The compressed code keeps the general region of the segment, but not the exact original coordinates.
Many different segments can share the same code. That makes PQ compact, but it also creates distance distortion.
How Compression Affects Search
Compressed vectors can make search cheaper because the system compares smaller representations.
However, approximate distances can change candidate order. A relevant vector might look less relevant after compression, while a less relevant vector might look closer.
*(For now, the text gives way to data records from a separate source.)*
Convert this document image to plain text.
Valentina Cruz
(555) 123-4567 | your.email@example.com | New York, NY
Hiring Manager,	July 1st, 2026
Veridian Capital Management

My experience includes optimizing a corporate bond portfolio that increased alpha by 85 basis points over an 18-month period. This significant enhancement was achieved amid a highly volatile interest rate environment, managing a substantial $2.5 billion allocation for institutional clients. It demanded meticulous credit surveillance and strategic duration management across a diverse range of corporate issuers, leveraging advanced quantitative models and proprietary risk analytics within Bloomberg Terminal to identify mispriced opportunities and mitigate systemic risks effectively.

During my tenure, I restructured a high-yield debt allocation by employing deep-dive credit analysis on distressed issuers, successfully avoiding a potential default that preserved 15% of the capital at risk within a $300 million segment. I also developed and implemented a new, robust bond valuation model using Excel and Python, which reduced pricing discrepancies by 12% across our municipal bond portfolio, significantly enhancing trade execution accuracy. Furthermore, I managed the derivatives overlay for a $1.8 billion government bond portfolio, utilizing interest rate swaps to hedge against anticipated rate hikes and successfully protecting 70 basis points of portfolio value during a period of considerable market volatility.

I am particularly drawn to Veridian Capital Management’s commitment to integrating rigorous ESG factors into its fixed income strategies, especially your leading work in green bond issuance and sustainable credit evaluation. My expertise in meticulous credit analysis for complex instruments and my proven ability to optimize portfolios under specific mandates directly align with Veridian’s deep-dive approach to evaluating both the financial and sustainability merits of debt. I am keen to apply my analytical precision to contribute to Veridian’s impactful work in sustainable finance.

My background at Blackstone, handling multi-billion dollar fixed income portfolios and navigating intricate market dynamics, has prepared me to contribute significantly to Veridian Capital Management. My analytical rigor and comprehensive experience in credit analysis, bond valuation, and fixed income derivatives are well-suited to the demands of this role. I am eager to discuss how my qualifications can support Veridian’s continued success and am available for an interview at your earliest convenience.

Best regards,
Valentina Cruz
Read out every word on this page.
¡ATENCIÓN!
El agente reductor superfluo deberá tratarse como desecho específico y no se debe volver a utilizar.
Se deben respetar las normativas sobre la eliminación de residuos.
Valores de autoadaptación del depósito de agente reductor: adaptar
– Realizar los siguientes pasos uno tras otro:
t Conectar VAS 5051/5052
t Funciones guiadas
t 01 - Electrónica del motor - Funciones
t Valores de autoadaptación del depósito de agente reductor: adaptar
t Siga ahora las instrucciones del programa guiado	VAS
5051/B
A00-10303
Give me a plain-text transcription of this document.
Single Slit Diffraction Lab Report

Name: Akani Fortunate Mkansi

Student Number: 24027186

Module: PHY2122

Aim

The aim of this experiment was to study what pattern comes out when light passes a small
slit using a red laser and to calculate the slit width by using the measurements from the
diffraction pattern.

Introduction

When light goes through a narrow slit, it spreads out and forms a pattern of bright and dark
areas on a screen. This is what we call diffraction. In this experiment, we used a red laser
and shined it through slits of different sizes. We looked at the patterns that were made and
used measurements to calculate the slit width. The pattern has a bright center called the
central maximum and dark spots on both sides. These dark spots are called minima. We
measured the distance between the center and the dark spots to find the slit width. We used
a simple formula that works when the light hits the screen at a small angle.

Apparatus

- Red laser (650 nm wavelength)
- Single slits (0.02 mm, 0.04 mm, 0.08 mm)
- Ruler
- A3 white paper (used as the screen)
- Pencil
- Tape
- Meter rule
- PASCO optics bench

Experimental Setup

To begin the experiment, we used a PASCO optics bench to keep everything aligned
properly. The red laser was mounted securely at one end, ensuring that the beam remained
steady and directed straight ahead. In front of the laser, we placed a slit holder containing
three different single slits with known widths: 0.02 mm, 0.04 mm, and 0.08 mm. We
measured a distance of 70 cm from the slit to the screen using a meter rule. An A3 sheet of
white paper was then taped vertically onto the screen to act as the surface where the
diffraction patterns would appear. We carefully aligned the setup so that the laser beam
Good PQ configurations balance memory savings with enough detail to preserve useful nearest-neighbor behavior.
What Engineers Tune
Common tuning choices include:
- number of segments
- dimensions per segment
- number of centroids per segment
- training sample size
- candidate pool size
- whether to rescore with original vectors
- how often to retrain after data distribution changes
Common Mistakes
Common mistakes include:
- using too little training data
- training on unrepresentative vectors
- assuming higher compression has no recall cost
- forgetting codebook overhead
- not testing filtered queries
- not measuring ranking quality after compression
Summary
Product quantization compresses vectors by splitting each embedding into segments, learning centroids for each segment position, and storing compact centroid IDs instead of full floating-point values.
The compressed representation is much smaller, but it is approximate. The quality of PQ compression depends on segment choices, codebook training, candidate selection, rescoring strategy, and benchmark results on real search workloads.